Prep Time 2012

Boom wasn't for you, since you already agreed on most of the main premise. There was still disagreement on that by others even on that part.

Why do teams coming off bye weeks do much worse than when they are coming off a bye week against Tech? I think we also agreed on this before, that extra time against the Tech offense is worth more than extra time against a 'typical' offense.

To compare:


http://www.teamspeedkills.com/2010/4/15/1424019/how-much-do-bye-weeks-matter

Ha, I was just being a dick. I think we are in dead agreement on the premise. We need to come up with a better methodology to actually figure out the "why."
 
Ok, now show the median and average that Tech/opponent was favored by in each circumstance. With these small sample sizes, it's entirely possible that Tech was favored by much larger amounts in the 7-days category than in the extra days category. I'd expect a better record in cases where Tech was favored heavily than by half a point.

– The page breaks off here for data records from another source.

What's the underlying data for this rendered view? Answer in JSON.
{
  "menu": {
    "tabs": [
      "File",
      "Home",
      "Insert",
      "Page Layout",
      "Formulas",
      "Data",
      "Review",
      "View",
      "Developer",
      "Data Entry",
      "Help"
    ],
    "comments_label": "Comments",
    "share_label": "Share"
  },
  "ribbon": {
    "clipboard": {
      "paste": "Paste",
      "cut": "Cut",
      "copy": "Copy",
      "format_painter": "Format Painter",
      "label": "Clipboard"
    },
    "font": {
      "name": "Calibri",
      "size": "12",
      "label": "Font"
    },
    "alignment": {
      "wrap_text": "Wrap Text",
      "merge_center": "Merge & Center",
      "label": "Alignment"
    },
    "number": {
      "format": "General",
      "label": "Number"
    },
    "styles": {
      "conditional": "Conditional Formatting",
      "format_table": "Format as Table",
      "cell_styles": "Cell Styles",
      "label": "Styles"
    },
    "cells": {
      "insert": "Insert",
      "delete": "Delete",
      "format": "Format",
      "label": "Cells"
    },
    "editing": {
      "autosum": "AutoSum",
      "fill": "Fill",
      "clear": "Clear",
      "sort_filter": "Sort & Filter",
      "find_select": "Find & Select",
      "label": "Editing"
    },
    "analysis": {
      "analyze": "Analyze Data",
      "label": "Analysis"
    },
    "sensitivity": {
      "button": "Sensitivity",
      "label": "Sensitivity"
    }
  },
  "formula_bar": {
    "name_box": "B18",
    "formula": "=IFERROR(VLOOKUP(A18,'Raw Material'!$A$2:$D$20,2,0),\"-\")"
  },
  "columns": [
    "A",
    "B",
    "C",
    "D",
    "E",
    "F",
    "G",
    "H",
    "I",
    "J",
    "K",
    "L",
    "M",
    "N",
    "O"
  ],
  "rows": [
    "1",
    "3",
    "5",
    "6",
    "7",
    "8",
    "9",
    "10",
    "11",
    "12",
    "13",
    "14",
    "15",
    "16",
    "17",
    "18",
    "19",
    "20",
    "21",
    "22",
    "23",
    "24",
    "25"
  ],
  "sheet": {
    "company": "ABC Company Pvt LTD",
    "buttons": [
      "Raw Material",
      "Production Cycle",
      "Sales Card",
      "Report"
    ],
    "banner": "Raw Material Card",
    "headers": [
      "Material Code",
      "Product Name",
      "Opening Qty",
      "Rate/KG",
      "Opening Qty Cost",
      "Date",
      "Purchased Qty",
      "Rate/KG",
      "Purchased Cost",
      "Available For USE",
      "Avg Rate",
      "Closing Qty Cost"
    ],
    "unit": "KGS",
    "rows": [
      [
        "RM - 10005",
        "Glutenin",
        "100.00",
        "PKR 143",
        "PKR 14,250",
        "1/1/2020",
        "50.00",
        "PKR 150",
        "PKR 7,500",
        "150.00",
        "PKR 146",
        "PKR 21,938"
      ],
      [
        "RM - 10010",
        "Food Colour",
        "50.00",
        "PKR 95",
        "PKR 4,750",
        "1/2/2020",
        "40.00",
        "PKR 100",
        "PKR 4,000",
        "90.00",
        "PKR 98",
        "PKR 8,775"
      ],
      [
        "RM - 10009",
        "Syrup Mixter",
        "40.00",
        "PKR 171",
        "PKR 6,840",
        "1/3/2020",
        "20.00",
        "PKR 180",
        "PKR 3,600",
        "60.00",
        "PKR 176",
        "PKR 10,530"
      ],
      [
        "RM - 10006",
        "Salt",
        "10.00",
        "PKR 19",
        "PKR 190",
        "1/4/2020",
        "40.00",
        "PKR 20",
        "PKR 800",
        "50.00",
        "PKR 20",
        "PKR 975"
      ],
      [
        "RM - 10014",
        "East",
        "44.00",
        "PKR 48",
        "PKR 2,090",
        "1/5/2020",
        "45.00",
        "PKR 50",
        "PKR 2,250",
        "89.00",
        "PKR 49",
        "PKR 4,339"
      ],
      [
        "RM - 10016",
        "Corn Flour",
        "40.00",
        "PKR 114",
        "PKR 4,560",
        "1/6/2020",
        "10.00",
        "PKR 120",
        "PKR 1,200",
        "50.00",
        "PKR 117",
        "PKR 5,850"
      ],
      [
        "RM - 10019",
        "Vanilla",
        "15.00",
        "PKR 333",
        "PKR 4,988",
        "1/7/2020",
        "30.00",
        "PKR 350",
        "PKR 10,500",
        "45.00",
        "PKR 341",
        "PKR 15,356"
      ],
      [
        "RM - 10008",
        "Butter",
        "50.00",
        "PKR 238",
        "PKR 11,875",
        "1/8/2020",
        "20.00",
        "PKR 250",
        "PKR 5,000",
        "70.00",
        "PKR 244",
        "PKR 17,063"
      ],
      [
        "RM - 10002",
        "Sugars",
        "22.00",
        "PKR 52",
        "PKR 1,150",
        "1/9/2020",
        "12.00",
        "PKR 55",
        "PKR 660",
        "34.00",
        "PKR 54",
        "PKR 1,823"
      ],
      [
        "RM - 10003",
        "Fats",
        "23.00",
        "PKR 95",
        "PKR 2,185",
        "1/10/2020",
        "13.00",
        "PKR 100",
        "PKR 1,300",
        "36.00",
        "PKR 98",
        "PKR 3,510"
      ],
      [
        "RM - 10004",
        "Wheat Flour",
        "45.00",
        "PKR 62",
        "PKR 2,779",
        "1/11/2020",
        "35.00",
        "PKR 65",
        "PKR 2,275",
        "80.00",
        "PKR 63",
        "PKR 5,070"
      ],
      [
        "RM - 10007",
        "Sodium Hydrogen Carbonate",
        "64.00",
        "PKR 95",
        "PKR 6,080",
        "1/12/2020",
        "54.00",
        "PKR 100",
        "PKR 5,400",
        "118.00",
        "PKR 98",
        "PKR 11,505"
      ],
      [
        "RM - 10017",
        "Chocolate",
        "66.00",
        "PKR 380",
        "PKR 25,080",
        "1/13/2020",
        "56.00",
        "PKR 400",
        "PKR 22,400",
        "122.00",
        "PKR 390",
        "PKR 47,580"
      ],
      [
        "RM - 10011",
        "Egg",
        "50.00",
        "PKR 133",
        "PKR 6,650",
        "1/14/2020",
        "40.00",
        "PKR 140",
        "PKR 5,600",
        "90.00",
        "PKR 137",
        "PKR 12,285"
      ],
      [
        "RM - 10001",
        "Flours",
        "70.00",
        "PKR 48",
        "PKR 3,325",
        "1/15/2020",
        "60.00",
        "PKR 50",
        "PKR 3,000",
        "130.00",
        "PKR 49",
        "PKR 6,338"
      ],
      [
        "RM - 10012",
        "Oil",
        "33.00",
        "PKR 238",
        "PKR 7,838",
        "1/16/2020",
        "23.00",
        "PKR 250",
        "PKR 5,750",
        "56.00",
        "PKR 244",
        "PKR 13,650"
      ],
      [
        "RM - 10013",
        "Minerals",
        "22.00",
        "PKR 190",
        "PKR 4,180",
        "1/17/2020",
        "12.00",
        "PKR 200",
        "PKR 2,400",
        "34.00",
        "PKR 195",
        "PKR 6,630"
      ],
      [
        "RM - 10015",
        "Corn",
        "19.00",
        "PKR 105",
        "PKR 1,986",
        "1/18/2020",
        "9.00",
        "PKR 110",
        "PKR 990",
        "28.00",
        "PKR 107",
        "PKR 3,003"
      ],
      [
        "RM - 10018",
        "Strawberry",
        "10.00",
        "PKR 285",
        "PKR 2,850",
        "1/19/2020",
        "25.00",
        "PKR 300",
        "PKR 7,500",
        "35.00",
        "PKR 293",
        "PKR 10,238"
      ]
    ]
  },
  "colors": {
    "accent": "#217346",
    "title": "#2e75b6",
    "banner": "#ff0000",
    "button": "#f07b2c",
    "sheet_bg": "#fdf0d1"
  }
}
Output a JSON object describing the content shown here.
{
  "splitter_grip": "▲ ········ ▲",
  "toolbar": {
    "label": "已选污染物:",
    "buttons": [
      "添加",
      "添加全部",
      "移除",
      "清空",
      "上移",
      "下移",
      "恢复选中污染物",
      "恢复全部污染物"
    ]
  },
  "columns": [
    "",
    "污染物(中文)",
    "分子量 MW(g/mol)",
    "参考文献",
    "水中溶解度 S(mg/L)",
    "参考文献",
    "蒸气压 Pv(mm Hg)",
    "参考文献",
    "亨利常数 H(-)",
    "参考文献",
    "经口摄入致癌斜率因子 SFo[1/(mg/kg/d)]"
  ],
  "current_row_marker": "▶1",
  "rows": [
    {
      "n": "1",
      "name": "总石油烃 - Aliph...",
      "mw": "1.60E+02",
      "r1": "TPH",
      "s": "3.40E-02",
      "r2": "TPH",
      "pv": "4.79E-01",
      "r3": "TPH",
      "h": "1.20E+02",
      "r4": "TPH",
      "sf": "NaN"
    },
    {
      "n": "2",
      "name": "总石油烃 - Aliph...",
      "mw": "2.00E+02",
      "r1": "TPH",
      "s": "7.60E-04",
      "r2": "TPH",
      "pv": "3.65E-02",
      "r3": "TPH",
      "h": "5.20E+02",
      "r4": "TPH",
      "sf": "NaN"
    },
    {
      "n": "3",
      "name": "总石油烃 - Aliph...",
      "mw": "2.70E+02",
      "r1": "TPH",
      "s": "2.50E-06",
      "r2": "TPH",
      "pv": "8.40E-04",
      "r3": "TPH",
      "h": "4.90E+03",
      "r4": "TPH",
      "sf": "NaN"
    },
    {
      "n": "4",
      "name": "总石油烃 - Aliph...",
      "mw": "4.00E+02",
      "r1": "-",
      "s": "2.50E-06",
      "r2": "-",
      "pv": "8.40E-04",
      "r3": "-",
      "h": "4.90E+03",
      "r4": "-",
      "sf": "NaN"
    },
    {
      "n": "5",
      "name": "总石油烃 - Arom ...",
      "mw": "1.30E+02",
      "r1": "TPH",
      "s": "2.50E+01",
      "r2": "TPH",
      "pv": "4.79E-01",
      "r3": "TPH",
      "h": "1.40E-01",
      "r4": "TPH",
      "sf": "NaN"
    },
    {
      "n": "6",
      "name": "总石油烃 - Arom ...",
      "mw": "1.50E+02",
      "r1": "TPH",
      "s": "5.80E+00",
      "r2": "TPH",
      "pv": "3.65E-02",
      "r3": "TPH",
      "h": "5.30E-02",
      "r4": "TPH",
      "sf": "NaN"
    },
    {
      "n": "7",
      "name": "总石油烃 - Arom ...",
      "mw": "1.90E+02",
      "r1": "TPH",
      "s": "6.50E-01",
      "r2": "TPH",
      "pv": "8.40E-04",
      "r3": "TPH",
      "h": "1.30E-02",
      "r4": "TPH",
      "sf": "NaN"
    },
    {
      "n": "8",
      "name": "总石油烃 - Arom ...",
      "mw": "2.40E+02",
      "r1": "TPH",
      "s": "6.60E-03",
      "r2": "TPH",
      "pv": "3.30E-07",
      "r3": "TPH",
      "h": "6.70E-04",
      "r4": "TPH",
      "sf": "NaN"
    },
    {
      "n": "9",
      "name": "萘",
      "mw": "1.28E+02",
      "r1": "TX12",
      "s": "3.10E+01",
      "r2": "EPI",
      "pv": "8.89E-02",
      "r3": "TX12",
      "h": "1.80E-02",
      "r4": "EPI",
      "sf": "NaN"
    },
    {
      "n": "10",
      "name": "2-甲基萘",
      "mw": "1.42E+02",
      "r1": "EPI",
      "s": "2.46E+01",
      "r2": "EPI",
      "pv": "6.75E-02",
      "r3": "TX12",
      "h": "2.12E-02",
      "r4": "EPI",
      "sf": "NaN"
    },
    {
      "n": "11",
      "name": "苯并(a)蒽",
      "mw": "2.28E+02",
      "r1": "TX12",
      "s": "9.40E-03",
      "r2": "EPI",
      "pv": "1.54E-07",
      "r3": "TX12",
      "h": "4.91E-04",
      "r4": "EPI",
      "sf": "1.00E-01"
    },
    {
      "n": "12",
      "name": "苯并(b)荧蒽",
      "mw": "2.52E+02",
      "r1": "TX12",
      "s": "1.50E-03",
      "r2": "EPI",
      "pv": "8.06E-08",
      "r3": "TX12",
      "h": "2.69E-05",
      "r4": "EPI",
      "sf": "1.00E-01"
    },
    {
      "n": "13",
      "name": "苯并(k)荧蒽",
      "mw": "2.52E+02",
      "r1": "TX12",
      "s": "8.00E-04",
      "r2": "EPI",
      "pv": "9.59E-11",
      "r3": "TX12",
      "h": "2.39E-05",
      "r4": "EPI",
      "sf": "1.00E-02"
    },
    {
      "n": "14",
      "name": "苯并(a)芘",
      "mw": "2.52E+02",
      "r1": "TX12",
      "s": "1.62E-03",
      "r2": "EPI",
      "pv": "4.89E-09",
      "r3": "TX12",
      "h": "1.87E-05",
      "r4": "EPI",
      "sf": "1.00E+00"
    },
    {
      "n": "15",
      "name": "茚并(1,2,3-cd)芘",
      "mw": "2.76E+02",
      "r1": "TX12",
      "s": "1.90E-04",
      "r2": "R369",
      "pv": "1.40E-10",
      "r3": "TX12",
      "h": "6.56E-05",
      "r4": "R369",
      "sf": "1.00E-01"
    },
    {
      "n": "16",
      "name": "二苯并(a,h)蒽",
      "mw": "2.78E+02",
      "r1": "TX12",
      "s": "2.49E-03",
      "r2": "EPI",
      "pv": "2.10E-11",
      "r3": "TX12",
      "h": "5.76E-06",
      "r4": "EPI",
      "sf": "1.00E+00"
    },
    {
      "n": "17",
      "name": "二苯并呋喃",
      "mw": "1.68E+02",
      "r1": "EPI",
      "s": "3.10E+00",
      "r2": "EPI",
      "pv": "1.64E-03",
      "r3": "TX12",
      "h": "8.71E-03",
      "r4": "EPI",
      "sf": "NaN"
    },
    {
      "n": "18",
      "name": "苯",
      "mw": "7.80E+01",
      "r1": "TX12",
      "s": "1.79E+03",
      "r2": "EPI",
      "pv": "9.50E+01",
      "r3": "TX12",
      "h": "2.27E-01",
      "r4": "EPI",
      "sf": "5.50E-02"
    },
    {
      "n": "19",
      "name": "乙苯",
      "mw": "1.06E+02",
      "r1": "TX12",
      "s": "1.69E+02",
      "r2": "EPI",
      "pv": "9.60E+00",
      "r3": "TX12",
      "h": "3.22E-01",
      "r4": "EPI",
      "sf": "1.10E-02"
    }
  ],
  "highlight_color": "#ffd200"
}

Then do the same thing for a group of teams with similar schedules, say the other members of the Coastal Division. Then we might have something meaningful to talk about and stubbornly stick to our prior beliefs no matter the result.
How am I stubbornly sticking to something when I am doing extra work and sharing it?

I think it's time for you all to do some of that if you are sincere about the discussion.

Spread/differential analysis will be the last thing I will do.
 
If only LSU had had a 5th or 6th week to prep for Bama! Oh wait!

Of far greater importance than an extra week of preparation, is having already played a team during the season (per hard to beat a team twice axiom---i.e. LSU/Bama). How did either and/or both workout for Clemson vs us?

I think the "pro advantage" folks are just trying too hard to force fit a flawed theory. If someone is just determined to make a case via stats, go to the 70s/80s and review OU/NU/UT---warning, you will be disappointed.
 
So with this myth debunked, does that automatically debunk it's ugly twin sister:

CPJ's offense is tougher to prepare for in 3 days than other, more common offenses?
How could it not?
 
yeah that's why many have talked about this before no stats, and then several different sources including AJC and ESPN cited it with stats since.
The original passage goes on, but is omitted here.